Two giant cycads are at the centre of a dispute over their recent sale and relocation to a top Western Cape wine estate.

And a Sunday Times report says despite continuing wrangling over signed and unsigned deals, an agreement with new owner Koos Bekker, and a contested sale arrangement, the rare plants are now on display at the billionaire’s Babylonstoren Estate in Franschhoek.

These dinosaurs of the plant realm are centuries old and were part of an 11-stem cluster of Wood’s cycads (Encephalartos woodii) uncovered by Durban Botanic Gardens curator Dr John Medley Wood in 1895.

The main stem was planted at the then Natal Botanic Gardens and other stems were donated to Kirstenbosch in Cape Town, the Pretoria Botanical Gardens and Kew Gardens in the UK.

Two of these ended up in a Durban private garden owned by Robin Thorpe.

He was sequestrated and the property was placed in the control of a family trust, which was taken over by the Banavie Trust in 2000.

The trust had the plants valued by a cycad dealer, who classified them as ‘superb specimens’ and very old.

Using the standard value of R20 000 per centimetre, the valuer estimated their worth at R14m. This amount was lowered after a failed attempt to sell them showed that cycad dealers were unlikely to pay more than a quarter of the plants’ estimated value.
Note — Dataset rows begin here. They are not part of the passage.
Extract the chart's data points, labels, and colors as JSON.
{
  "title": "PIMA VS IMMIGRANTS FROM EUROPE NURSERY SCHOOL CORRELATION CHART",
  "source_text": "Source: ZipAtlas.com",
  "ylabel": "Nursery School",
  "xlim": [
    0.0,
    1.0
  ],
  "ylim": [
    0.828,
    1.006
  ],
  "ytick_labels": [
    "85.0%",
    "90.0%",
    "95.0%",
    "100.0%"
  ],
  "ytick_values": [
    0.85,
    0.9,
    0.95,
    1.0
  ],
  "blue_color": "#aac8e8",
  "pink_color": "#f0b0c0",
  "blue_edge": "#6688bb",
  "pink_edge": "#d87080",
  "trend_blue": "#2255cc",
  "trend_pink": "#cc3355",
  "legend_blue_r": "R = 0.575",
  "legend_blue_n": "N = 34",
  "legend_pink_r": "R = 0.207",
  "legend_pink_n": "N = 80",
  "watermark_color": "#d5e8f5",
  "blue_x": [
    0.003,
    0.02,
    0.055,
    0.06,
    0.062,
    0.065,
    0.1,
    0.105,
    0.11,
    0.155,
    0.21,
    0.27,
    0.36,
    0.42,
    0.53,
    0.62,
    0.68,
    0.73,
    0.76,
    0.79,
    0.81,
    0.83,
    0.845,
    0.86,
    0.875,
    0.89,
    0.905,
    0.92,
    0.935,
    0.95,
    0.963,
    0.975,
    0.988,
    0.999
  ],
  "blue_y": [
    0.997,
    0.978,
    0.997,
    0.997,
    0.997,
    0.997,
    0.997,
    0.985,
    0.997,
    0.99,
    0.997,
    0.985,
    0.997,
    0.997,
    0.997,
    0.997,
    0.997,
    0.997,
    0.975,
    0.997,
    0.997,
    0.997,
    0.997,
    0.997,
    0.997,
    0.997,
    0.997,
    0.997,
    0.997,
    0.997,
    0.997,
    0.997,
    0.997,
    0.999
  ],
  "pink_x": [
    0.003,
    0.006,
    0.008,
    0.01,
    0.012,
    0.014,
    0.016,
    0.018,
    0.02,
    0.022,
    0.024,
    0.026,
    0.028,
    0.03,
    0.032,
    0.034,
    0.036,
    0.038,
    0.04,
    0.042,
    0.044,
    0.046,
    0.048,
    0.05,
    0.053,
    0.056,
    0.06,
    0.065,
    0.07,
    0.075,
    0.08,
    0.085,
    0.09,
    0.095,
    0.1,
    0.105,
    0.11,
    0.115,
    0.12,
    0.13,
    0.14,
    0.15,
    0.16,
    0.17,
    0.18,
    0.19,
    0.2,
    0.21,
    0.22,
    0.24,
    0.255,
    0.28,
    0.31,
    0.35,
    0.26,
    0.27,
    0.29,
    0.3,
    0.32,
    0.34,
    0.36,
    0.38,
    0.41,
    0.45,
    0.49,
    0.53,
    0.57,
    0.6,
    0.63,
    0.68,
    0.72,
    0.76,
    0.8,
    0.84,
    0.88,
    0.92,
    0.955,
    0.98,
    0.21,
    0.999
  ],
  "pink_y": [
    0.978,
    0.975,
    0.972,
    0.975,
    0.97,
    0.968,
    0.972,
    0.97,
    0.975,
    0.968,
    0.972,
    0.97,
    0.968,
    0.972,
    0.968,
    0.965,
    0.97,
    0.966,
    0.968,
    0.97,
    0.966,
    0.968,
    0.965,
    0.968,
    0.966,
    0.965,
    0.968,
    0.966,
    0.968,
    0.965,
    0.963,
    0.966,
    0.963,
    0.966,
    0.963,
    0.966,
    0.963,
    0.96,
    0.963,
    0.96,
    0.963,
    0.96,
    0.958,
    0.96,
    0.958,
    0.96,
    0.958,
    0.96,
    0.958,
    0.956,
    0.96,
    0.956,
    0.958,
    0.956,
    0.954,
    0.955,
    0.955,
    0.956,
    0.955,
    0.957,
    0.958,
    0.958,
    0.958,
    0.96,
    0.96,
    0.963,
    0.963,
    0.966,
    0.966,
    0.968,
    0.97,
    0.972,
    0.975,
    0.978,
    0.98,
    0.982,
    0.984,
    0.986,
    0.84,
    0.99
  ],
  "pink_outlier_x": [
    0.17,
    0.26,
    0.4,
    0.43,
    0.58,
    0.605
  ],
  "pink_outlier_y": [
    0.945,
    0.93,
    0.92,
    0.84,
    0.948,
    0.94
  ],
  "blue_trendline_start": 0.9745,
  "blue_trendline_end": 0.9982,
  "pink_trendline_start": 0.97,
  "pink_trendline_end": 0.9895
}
In 2019, the Banavie Trust gave a mandate, which the Sunday Times has seen, to an agent asking him to act on its behalf to secure a buyer for the two specimens for R5.5m.
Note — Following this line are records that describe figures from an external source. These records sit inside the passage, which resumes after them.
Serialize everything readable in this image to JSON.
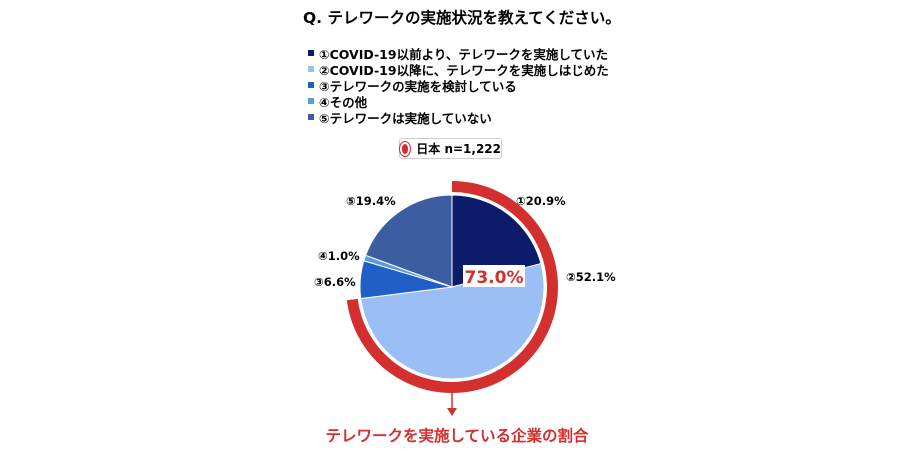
{
  "question": "Q. テレワークの実施状況を教えてください。",
  "badge": {
    "label": "日本 n=1,222",
    "icon": "japan-flag-icon"
  },
  "callout_text": "テレワークを実施している企業の割合",
  "colors": {
    "s1": "#0d1b6b",
    "s2": "#9bbff5",
    "s3": "#1f5fc6",
    "s4": "#5b9be0",
    "s5": "#3c5ea0",
    "ring": "#d32f2f"
  },
  "chart_data": {
    "type": "pie",
    "title": "Q. テレワークの実施状況を教えてください。",
    "n_label": "日本 n=1,222",
    "series": [
      {
        "name": "①COVID-19以前より、テレワークを実施していた",
        "marker": "①",
        "value": 20.9,
        "label": "①20.9%"
      },
      {
        "name": "②COVID-19以降に、テレワークを実施しはじめた",
        "marker": "②",
        "value": 52.1,
        "label": "②52.1%"
      },
      {
        "name": "③テレワークの実施を検討している",
        "marker": "③",
        "value": 6.6,
        "label": "③6.6%"
      },
      {
        "name": "④その他",
        "marker": "④",
        "value": 1.0,
        "label": "④1.0%"
      },
      {
        "name": "⑤テレワークは実施していない",
        "marker": "⑤",
        "value": 19.4,
        "label": "⑤19.4%"
      }
    ],
    "highlight": {
      "label": "73.0%",
      "value": 73.0,
      "covers": [
        "①",
        "②"
      ]
    },
    "legend_position": "top"
  }
}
The agent in turn contacted businessmen Fanie Vermaak and Jan van Vuuren of Rockview Trading for help.

Van Vuuren approached Bekker, the chair of Naspers, in January 2020. Bekker sent his own experts to examine the cycads, and they settled on a price of R7.2m – leaving Van Vuuren out of the loop, he said.

With no signed agreement in place with Van Vuuren, the R7.2m sale went ahead between Babylonstoren and the Banavie Trust.